The Dog That Nobody Wanted
Girl, The Dog That Nobody Wanted
It's a call I've gotten too many times. "Heidi, I've found a dog. She's a stray that's been wandering my neighborhood for a while. She's thin and scared and she's a pit bull. Oh, and she has a huge litter of puppies. Can you find a place for the puppies? Can you find a place to take her? Can you help?"
I give a heavy sigh and collect my thoughts before I respond.
The reality is that I've never had a rescue in Texas respond for requests for help with a stray, un-socialized, possibly sick pit bull. And then there are the 9 puppies to consider.
I know no place local will take them. I respond to an offer of help from a rescue acquaintance who said she can get the puppies into a rescue outside of Houston and pray that the puppies wind up in loving homes. It's the best I can do and I have to let it go.
A dear friend from my therapy dog group, Lupe, offered to foster the mother on a temporary basis while we figured out what the mother's medical needs were and how far we could proceed with care. I posted the mother, whom her foster mom named Girl, on a popular website with cute pics and an even cuter biography and prayed someone would be interested.
No one inquired.
And Girl was heartworm positive in a big way. Her medical costs for treatment would be more than Lupe and I could ever hope to raise.
I agonized every night about the inevitable call I would get from Lupe asking me when the dog would be re-homed, as it was supposed to be a temporary foster situation.
And still, no one inquired about Girl. She was the dog nobody wanted. She was a plain, red pit bull mix breed like thousands of others waiting for adoption all over the country.
I sent endless emails to rescuers who have far more experience than I do handling situations like this and asked for advice, tips, things I wasn't thinking to do, any help they could provide.
Then things changed. A dear friend from a rescue in central Texas shared a windfall and sent a check we could put towards a heartworm treatment.
And a wonderful local rescue, For The Love Of Strays, let us get Girl's heartworm treatment for a greatly discounted price. Lupe and I cried-we were so grateful.
Another local rescue, Rott-N-Dane Rescue,
provided a spay for Girl free of charge. Again, Lupe and I cried. Girl was now healthy, vaccinated, and ready for adoption.
And still, I never got one inquiry about her. Not one.
Over the summer I was slammed rehabbing wildlife and I hadn't kept in touch with Lupe. I still dreaded getting the phone call that she could no longer keep Girl, but it never came.
When we caught up, she explained that Girl was starting to grow on her. She mentioned that she was even starting Girl's basic obedience training, and wondered about therapy work for her.
I hadn't seen Girl since she was an un-socialized stray barking in terror at us while hiding under the house when we dropped off some food for her at Lupe's house. A therapy dog? It didn't seem possible.

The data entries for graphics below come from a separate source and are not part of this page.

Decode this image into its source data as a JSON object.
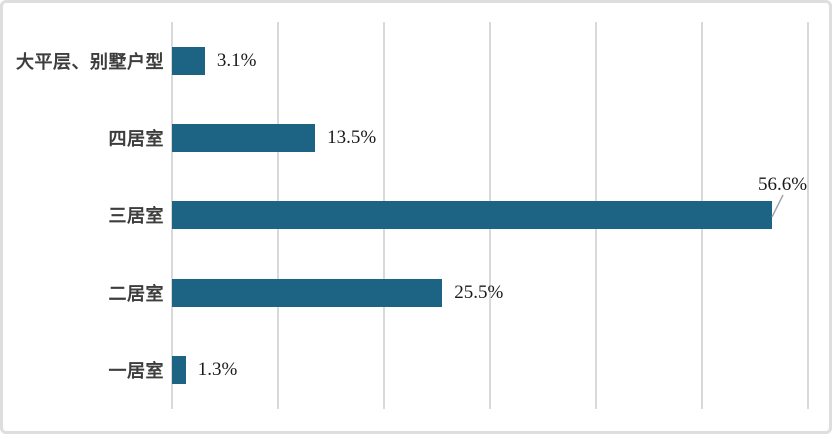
{
  "chart_data": {
    "type": "bar",
    "orientation": "horizontal",
    "title": "",
    "categories": [
      "大平层、别墅户型",
      "四居室",
      "三居室",
      "二居室",
      "一居室"
    ],
    "values": [
      3.1,
      13.5,
      56.6,
      25.5,
      1.3
    ],
    "value_labels": [
      "3.1%",
      "13.5%",
      "56.6%",
      "25.5%",
      "1.3%"
    ],
    "callout_index": 2,
    "xlim": [
      0,
      60
    ],
    "tick_step": 10,
    "grid": true,
    "axis_tick_labels_visible": false,
    "legend": "none",
    "colors": {
      "bar": "#1d6484",
      "gridline": "#d9d9d9",
      "category_label": "#3d3d3d",
      "value_label": "#1a1a1a",
      "leader_line": "#a6a6a6",
      "frame_border": "#dedede",
      "background": "#ffffff"
    }
  }
}
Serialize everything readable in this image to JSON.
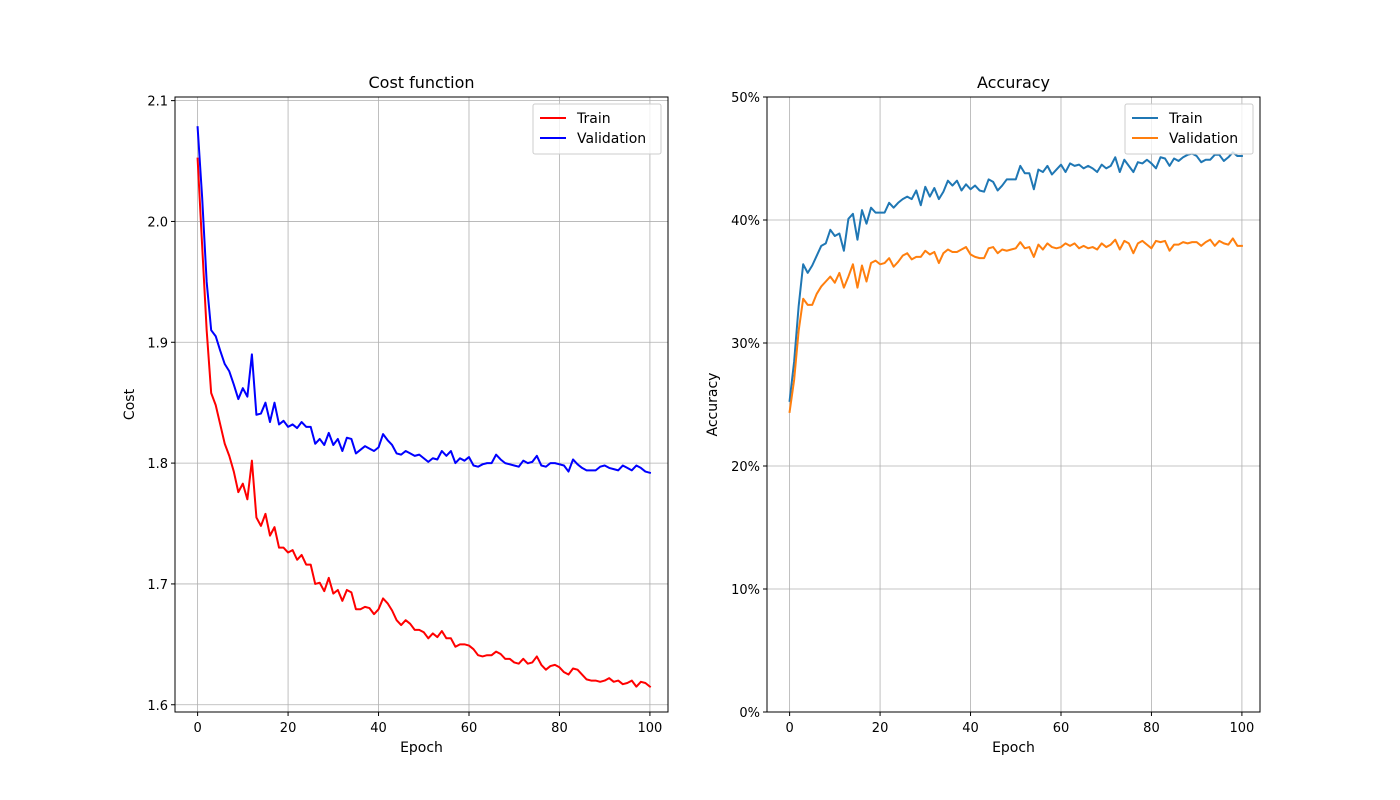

Then came time for Delta Society Therapy Dog evaluations a few weeks ago. I was shocked to hear that Lupe and Girl were scheduled to test that day.
The Delta exam is tough for both the handlers and dogs-heavy obedience work, tons of distractions, loud noises, arguing crowds. You name it-the Delta evaluation throws it at you, and you and your dog have to handle every single portion of the test calmly and completely, or you don't pass. Our evaluators are tough.
I watched and participated in the test, playing the part of the patient with a walker who wants to pet the dog. I held my breath for the obedience tests and neutral dog meet and greet.
I watched this dog greet every person she met with a wagging tail and a friendly smile. I watched this dog sail through her Delta exam with tears streaming down my face-this dog that nobody wanted.
Thank you Lupe, for never giving up on Girl. Thank you Nicole, Cheryl, and Angela, for allowing us to get Girls' medical needs taken care of.
For those of you who help rescue, never, never, never give up.
I had the honor of accompanying Lupe and Girl on their very first trip to a local nursing home. They visited the Alzheimers ward in a large group setting. Girl was amazing-calm and loving-she leaned in to each patient to get maximum petting!
They visited 12 people that day. I stood on the sidelines with a lump in my throat. This SO easily could have been another story of an unwanted pit bull with a tragic ending. Rescue works! Never give up!